The nine variable model consists of the following variables: ‘zn’,‘indus’,‘nox’,‘dis’,‘rad’,‘ptratio’,‘black’,‘lstat’ and ‘medv’.
#For ridge regression we need glmnet.
library(glmnet)
set.seed(1)
boston.x = model.matrix(crim~., data = Boston)[,-1]
boston.y = Boston$crim
#Performing ridge regression
ridge.boston=cv.glmnet(boston.x,boston.y,alpha=0, type.measure = "mse")
plot(ridge.boston)
coef(ridge.boston)
## 14 x 1 sparse Matrix of class "dgCMatrix"
## s1
## (Intercept) 1.017516864
## zn -0.002805664
## indus 0.034405928
## chas -0.225250602
## nox 2.249887499
## rm -0.162546004
## age 0.007343331
## dis -0.114928730
## rad 0.059813844
## tax 0.002659110
## ptratio 0.086423005
## black -0.003342067
## lstat 0.044495213
## medv -0.029124577
boston.ridge.err=ridge.boston$cvm[ridge.boston$lambda==ridge.boston$lambda.1se]
boston.ridge.err
## [1] 55.80448
The mean squared error for ridge regression is 55.80448.
#For Lasso, the alpha value is changed to 1.
library(glmnet)
set.seed(1)
#Performing lasso
lasso.boston=cv.glmnet(boston.x,boston.y,alpha=1, type.measure = "mse")
plot(lasso.boston)
boston.lasso.err=lasso.boston$cvm[lasso.boston$lambda==lasso.boston$lambda.1se]
boston.lasso.err
## [1] 55.3338
The mean squared error for Lasso is 55.338, which is lower than ridge regression.
# Principal Components Regression
library(pls)
set.seed(2)
pcr.boston=pcr(crim~., data=Boston,scale=TRUE,validation="CV")
summary(pcr.boston)
## Data: X dimension: 506 13
## Y dimension: 506 1
## Fit method: svdpc
## Number of components considered: 13
##
## VALIDATION: RMSEP
## Cross-validated using 10 random segments.

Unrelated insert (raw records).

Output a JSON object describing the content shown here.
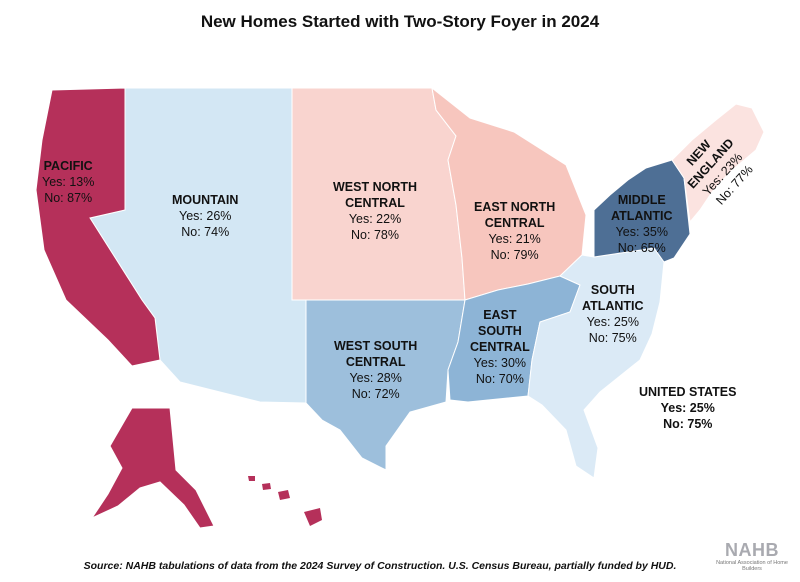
{
  "title": "New Homes Started with Two-Story Foyer in 2024",
  "source": "Source: NAHB tabulations of data from the 2024 Survey of Construction. U.S. Census Bureau, partially funded by HUD.",
  "logo": {
    "text": "NAHB",
    "subtext": "National Association of Home Builders"
  },
  "colors": {
    "pacific": "#b5305a",
    "mountain": "#d3e7f4",
    "west_north_central": "#f9d4cf",
    "east_north_central": "#f7c6be",
    "west_south_central": "#9dbfdc",
    "east_south_central": "#8db4d6",
    "south_atlantic": "#dbeaf6",
    "middle_atlantic": "#4e6f95",
    "new_england": "#fbe3e0",
    "border": "#ffffff"
  },
  "regions": {
    "pacific": {
      "name": "PACIFIC",
      "yes": "Yes: 13%",
      "no": "No: 87%"
    },
    "mountain": {
      "name": "MOUNTAIN",
      "yes": "Yes: 26%",
      "no": "No: 74%"
    },
    "wnc": {
      "name1": "WEST NORTH",
      "name2": "CENTRAL",
      "yes": "Yes: 22%",
      "no": "No: 78%"
    },
    "enc": {
      "name1": "EAST NORTH",
      "name2": "CENTRAL",
      "yes": "Yes: 21%",
      "no": "No: 79%"
    },
    "midatl": {
      "name1": "MIDDLE",
      "name2": "ATLANTIC",
      "yes": "Yes: 35%",
      "no": "No: 65%"
    },
    "ne": {
      "name1": "NEW",
      "name2": "ENGLAND",
      "yes": "Yes: 23%",
      "no": "No: 77%"
    },
    "satl": {
      "name1": "SOUTH",
      "name2": "ATLANTIC",
      "yes": "Yes: 25%",
      "no": "No: 75%"
    },
    "esc": {
      "name1": "EAST",
      "name2": "SOUTH",
      "name3": "CENTRAL",
      "yes": "Yes: 30%",
      "no": "No: 70%"
    },
    "wsc": {
      "name1": "WEST SOUTH",
      "name2": "CENTRAL",
      "yes": "Yes: 28%",
      "no": "No: 72%"
    }
  },
  "us_total": {
    "name": "UNITED STATES",
    "yes": "Yes: 25%",
    "no": "No: 75%"
  }
}
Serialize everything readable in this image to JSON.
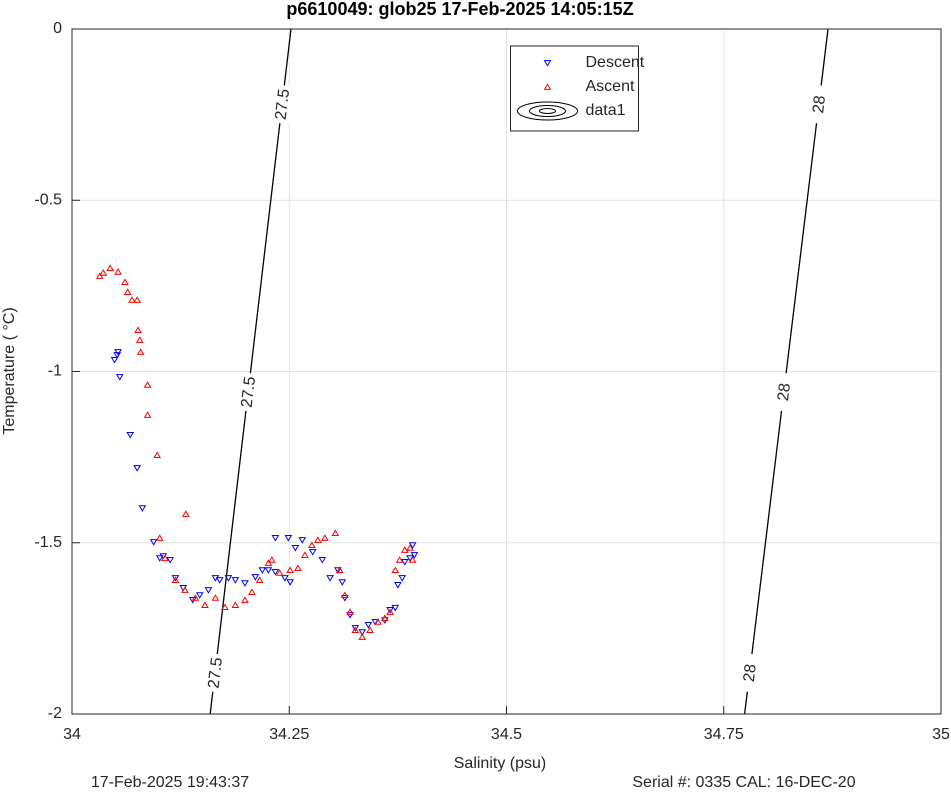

## (Intercept) 1 comps 2 comps 3 comps 4 comps 5 comps 6 comps
## CV 8.61 7.229 7.227 6.814 6.799 6.795 6.794
## adjCV 8.61 7.225 7.222 6.807 6.789 6.788 6.787
## 7 comps 8 comps 9 comps 10 comps 11 comps 12 comps 13 comps
## CV 6.787 6.654 6.664 6.673 6.676 6.651 6.573
## adjCV 6.780 6.645 6.656 6.664 6.666 6.639 6.562
##
## TRAINING: % variance explained
## 1 comps 2 comps 3 comps 4 comps 5 comps 6 comps 7 comps 8 comps
## X 47.70 60.36 69.67 76.45 82.99 88.00 91.14 93.45
## crim 30.69 30.87 39.27 39.61 39.61 39.86 40.14 42.47
## 9 comps 10 comps 11 comps 12 comps 13 comps
## X 95.40 97.04 98.46 99.52 100.0
## crim 42.55 42.78 43.04 44.13 45.4
In the PCR model, the 8 components model appears to have lowest CV error. The 8 components model, explains 99.52% of variance is explained by the predictors. And for 8 components model, MSE is 44.13.PCR model predicts pretty well.
(b) Propose a model (or set of models) that seem to perform well on this data set, and justify your answer. Make sure that you are evaluating model performance using validation set error, cross-validation, or some other reasonable alternative, as opposed to using training error.
The best subset selection model had validation set error of 50.43. The Ride regression had 55.80, the Lasso model had validation set error of 55.33. The PCR had validation set error of 44.13 for 8 components model.In short, the PCR performed better.
(c) Does your chosen model involve all of the features in the data set? Why or why not?
The eight components model of PCR was the well chosen model. The model had only eight components because we are looking to have better prediction accuracy with low variance and low validation set error.